Dans l’avion qui nous ramène d’Irlande le 19 juin 1969, soit quatre jours après l’élection de Georges Pompidou à la tête de l’État, je provoque, une dernière fois, le Général :
— Si j’étais Pompidou, je viendrais vous saluer à votre arrivée à Saint-Dizier.
— Il n’oserait pas !
Le signe le plus évident de la rupture définitive entre les deux hommes, c’est Mme de Gaulle qui le donne en faisant fermer la bière de son mari, le 10 novembre 1970, avant l’arrivée à La Boisserie de Georges Pompidou, président de la République.
Exil volontaire
Le référendum annoncé le 24 mai 1968 est fixé au 27 avril 1969. Les propositions du Général sont repoussées par 52,41 % des suffrages exprimés.
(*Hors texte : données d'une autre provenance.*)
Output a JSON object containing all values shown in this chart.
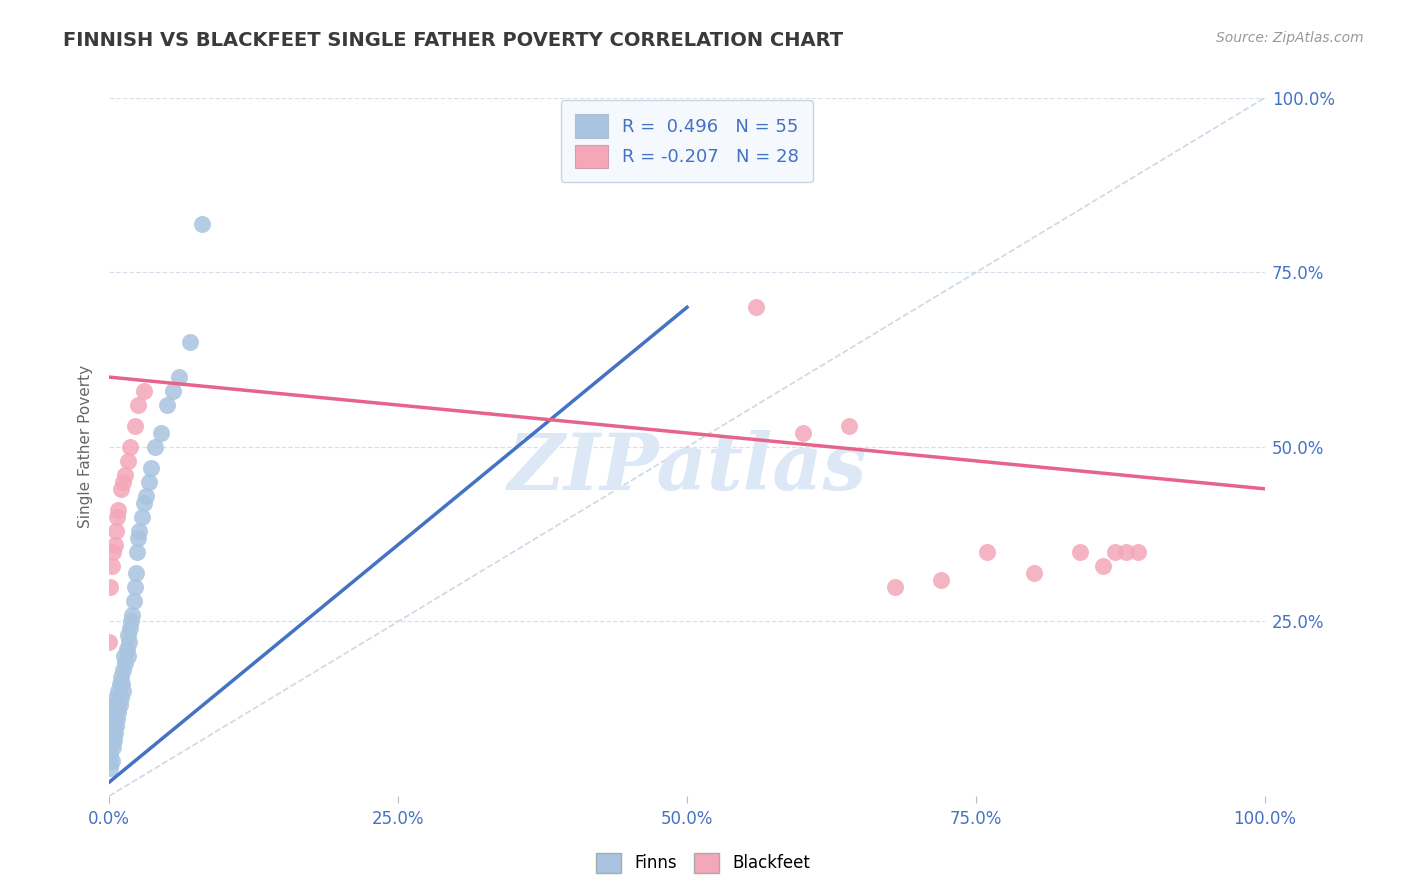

Le Général, qui se trouve à Colombey, cesse aussitôt d’assumer ses fonctions et sa décision prendra effet le lendemain, lundi 28 à midi.
Lundi à 10 heures, je me rends à La Boisserie. Pour la première fois, je trouve le Général qui m’attend, désoeuvré, dans le petit jardin floral devant sa demeure.
Il me demande ce que je « pense de tout cela ». Je lui dis ma honte et mon chagrin. Je pense que le choc lui a été rude d’être désavoué par les Français après tout ce qu’il a fait pour eux et, essayant de lui apporter un peu de réconfort, je lui cite les paroles de Brutus s’adressant au fantôme de César dans son combat décisif, plaine de Philippes, contre Octave et Antoine.
— O Julius Cesar ! Thou art mighty yet ! Thy spirit walks abroad, and turns our swords in our own proper entrails.
Je traduis :
— Ô César ! Tu es toujours omnipotent ! Ton fantôme se promène alentour et nous oblige à tourner nos épées contre nos propres entrailles.
Avant de conclure :
— Vous êtes César, et vous êtes en vie.